The Harris County Toll Road Authority will administer the 3.6 mile portion which Riley and Doyal want Montgomery County to construct from Spring Creek to Spur 149 in Pinehurst at a whopping cost of $73 million. Tx-DOT will administer the remainder of the tollroad from Pinehurst to Todd Mission.

Of course, since the elected leaders of Grimes County have successfully represented the citizens there in their enormous opposition to a toll road, the Grimes County portion of the future “Aggie Expressway” will be a free road. Since Riley and Doyal betrayed Montgomery County voters and lied to the Texas Transportation Commission that Montgomery County was “unified in support” for a tollroad on June 27, 2017, during an Austin hearing, Riley and Doyal will stick Montgomery County citizens with the harmful effects of a tollroad.

Toll roads divert traffic away to other areas

Riley has repeatedly said in the Commissioners Court and in public speeches that he wants the Tx-249 Tollway boondoggle, because he’s concerned about traffic congestion in Magnolia. What he’s failed to mention is that tollroads historically have caused congestion rather than alleviate it.

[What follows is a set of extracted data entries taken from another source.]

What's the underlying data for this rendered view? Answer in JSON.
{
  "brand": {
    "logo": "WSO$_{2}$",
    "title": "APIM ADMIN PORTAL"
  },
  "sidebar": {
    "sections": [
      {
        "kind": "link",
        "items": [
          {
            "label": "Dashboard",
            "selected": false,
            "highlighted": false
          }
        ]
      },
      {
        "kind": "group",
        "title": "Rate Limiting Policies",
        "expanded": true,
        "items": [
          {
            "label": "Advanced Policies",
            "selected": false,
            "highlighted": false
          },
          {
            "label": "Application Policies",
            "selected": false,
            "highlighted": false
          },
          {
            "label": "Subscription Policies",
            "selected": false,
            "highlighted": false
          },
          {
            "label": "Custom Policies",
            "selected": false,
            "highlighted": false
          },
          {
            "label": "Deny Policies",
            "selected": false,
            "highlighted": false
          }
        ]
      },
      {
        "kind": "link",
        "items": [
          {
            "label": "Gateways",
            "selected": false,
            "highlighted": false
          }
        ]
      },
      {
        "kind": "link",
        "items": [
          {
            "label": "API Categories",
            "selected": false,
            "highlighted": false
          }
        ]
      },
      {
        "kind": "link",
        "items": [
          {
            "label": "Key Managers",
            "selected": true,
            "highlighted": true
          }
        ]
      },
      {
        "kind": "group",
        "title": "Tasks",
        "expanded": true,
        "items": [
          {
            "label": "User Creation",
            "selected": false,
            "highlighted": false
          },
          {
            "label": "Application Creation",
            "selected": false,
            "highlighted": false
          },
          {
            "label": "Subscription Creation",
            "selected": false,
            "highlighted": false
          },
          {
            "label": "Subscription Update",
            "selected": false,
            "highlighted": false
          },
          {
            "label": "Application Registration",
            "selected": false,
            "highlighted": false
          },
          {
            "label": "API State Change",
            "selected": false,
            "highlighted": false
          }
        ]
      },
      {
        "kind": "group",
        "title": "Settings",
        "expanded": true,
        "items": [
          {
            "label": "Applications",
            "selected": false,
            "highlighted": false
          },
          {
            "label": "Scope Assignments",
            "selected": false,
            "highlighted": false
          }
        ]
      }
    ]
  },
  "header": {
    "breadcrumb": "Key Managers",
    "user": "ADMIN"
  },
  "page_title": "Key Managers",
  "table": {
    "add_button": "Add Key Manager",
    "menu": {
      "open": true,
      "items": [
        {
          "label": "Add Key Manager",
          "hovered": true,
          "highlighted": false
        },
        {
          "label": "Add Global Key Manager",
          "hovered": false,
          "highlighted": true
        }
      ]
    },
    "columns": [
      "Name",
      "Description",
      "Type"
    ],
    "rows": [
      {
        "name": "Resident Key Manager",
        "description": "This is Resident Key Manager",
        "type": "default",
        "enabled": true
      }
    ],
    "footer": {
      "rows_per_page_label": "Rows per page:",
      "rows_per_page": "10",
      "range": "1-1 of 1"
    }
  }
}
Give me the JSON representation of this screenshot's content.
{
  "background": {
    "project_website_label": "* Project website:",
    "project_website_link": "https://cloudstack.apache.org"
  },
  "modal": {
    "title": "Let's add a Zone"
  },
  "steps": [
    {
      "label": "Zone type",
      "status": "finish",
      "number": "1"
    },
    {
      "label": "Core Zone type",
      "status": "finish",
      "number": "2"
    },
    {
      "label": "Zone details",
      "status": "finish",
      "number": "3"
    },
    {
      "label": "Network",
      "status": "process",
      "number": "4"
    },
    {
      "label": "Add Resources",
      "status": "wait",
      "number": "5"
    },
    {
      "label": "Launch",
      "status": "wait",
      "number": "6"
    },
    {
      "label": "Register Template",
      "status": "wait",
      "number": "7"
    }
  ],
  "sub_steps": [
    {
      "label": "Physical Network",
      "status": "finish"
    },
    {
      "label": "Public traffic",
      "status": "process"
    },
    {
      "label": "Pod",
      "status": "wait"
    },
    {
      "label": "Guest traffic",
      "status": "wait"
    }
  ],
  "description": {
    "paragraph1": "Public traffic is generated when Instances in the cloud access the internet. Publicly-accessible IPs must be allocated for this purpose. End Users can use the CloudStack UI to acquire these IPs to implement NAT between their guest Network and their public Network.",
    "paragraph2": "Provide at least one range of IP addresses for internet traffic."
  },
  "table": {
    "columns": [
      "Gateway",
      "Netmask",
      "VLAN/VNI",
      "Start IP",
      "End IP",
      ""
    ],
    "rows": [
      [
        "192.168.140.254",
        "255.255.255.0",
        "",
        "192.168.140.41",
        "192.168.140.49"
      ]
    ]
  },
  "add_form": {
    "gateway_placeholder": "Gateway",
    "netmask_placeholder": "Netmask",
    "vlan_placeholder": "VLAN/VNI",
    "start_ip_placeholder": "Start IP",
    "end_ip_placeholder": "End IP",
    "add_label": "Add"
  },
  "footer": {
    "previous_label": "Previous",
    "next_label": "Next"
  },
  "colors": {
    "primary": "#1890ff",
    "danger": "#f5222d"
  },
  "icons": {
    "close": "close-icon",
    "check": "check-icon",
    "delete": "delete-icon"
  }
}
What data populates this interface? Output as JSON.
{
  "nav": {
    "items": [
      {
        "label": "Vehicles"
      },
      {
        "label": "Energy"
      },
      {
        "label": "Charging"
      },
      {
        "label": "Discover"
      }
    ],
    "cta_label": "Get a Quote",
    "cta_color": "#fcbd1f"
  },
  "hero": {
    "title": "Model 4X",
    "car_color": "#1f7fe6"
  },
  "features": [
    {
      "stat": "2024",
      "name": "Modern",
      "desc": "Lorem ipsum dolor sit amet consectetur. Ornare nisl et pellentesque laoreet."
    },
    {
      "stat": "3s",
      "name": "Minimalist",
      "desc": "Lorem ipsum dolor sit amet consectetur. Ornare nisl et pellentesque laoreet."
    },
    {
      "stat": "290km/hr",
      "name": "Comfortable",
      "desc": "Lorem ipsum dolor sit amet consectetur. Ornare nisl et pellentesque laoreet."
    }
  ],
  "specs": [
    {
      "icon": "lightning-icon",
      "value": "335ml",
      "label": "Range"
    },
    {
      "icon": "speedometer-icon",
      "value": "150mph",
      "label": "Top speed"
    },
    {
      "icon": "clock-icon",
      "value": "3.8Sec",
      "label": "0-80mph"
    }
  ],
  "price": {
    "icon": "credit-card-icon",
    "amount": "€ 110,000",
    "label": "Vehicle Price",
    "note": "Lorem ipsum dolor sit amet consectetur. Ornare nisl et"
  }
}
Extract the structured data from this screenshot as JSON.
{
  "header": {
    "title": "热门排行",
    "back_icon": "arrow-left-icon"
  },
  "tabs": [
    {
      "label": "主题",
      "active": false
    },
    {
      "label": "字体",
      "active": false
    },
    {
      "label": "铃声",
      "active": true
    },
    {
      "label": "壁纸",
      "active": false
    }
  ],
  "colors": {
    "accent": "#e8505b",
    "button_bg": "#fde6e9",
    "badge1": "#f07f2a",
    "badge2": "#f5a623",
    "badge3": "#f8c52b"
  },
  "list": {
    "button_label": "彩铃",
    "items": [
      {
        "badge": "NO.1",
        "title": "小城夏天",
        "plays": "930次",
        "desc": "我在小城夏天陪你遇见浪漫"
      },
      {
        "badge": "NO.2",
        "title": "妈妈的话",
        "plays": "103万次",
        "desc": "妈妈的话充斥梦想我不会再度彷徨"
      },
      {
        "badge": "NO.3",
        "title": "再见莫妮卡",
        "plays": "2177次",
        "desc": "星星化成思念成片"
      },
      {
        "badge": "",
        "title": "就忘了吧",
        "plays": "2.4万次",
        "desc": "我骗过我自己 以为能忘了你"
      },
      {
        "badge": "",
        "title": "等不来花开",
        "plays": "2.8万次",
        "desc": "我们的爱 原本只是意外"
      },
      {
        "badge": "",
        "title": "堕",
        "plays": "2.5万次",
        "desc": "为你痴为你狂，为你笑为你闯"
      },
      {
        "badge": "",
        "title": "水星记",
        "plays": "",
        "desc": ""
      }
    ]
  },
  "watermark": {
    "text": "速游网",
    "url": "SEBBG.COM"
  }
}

In 1939, the United States Bureau of Public Highways issued it April 27 report, Toll Roads and Free Roads, to the 76th Congress. The Bureau presented the following findings after a detailed econometric and traffic pattern analysis:

  • Toll roads deter traffic from using them, as people will look for alternate non-toll routses.
  • Toll roads will only provide sufficient revenue if there is already substantial traffic in an area and the traffic has little choice but to use an already-existing road that becomes tolled.
  • Toll roads would never be able to fund the federal highway system.

The 1939 findings of the United States Government generally agree with later studies as well, most prominently the work of Peter Swan of Pennsylvania State University and Michael Belzer of Wayne State University who have together conducted a number of empirical studies of traffic behavior with respect to toll roads.

In their May 10, 2010, research article, “Empirical Evidence of Toll Road Traffic Diversion and Implications for Highway Infrastructure Privatization,” Swan and Belzer concluded:

““Diversion is substantial [away from tollroads], and elasticity becomes increasingly negative with higher tolls.”

Swan and Belzer had previously presented other empirical work to the Transportation Research Board in Washington, D.C. They concluded that toll roads have substantial negative side effects on secondary road networks.  In 2008, Swan and Belzer wrote:

“If private operators — or public operators for that matter — set toll rates to maximize profit where congestion is not a significant problem, they can introduce substantial inefficiencies in the overall road transportation network and actually increase congestion and safety hazards in other parts of the system that they do not own and control.

These inefficiencies, the cost of which are borne by the public and not by the private toll road owner who is focused on profit for his particular part of the network, can only exist when private operators control particular strategically located roads through a purchase or long-term lease.”

A 2013 study for the North Carolina Department of Transportation by an independent group found that tolls make roadways less safe by disrupting traffic patterns and that traffic diversion is a serious problem, leading to crowding of secondary roads near toll facilities. The NCDOT concluded that tolls would cause substantial traffic diversions that would “contribute to delays, traffic accidents, and accelerated deterioration of smaller secondary roads not built for such high use.”

NCDOT and a later 2016 study as well reported in Roll Call on May 29, 2016, also found that congestion caused by toll diversion delays response times for emergency personnel who rely on alternative routes to get quickly to and from accidents and emergencies, thereby raising legitimate public safety concerns.

Thanks to Riley’s and Doyal’s insistence on construction of the Tx-249 Tollway in order to funnel money to their favored political contributors, Montgomery County will likely suffer:

  • Diversion delays for emergency personnel;
  • Increased maintenance costs for county roads in the vicinity of the tollroad;
  • Increased traffic accidents, injuries, and property damage in the vicinity of the tollroad; and
  • Harm to the businesses along the tollroads because of the increased congestion.

There’s a reason that a giant community has developed on the Internet to avoid toll roads. Apple Computer has an entire “Apple Support Community” dedicated entirely to “avoid toll roads.” There are iPhone apps to assist drivers from avoiding toll roads. Uber has developed protocols in every major city in the United States to assist their drivers to avoid toll roads.

Riley and Doyal are creating a huge mess with the Tx-249 Tollway, not even to mention the $13.4 million of County general funds from tax revenue that they’ve already blown on the crazed project. It’s truly the Decimation of Hope Highway.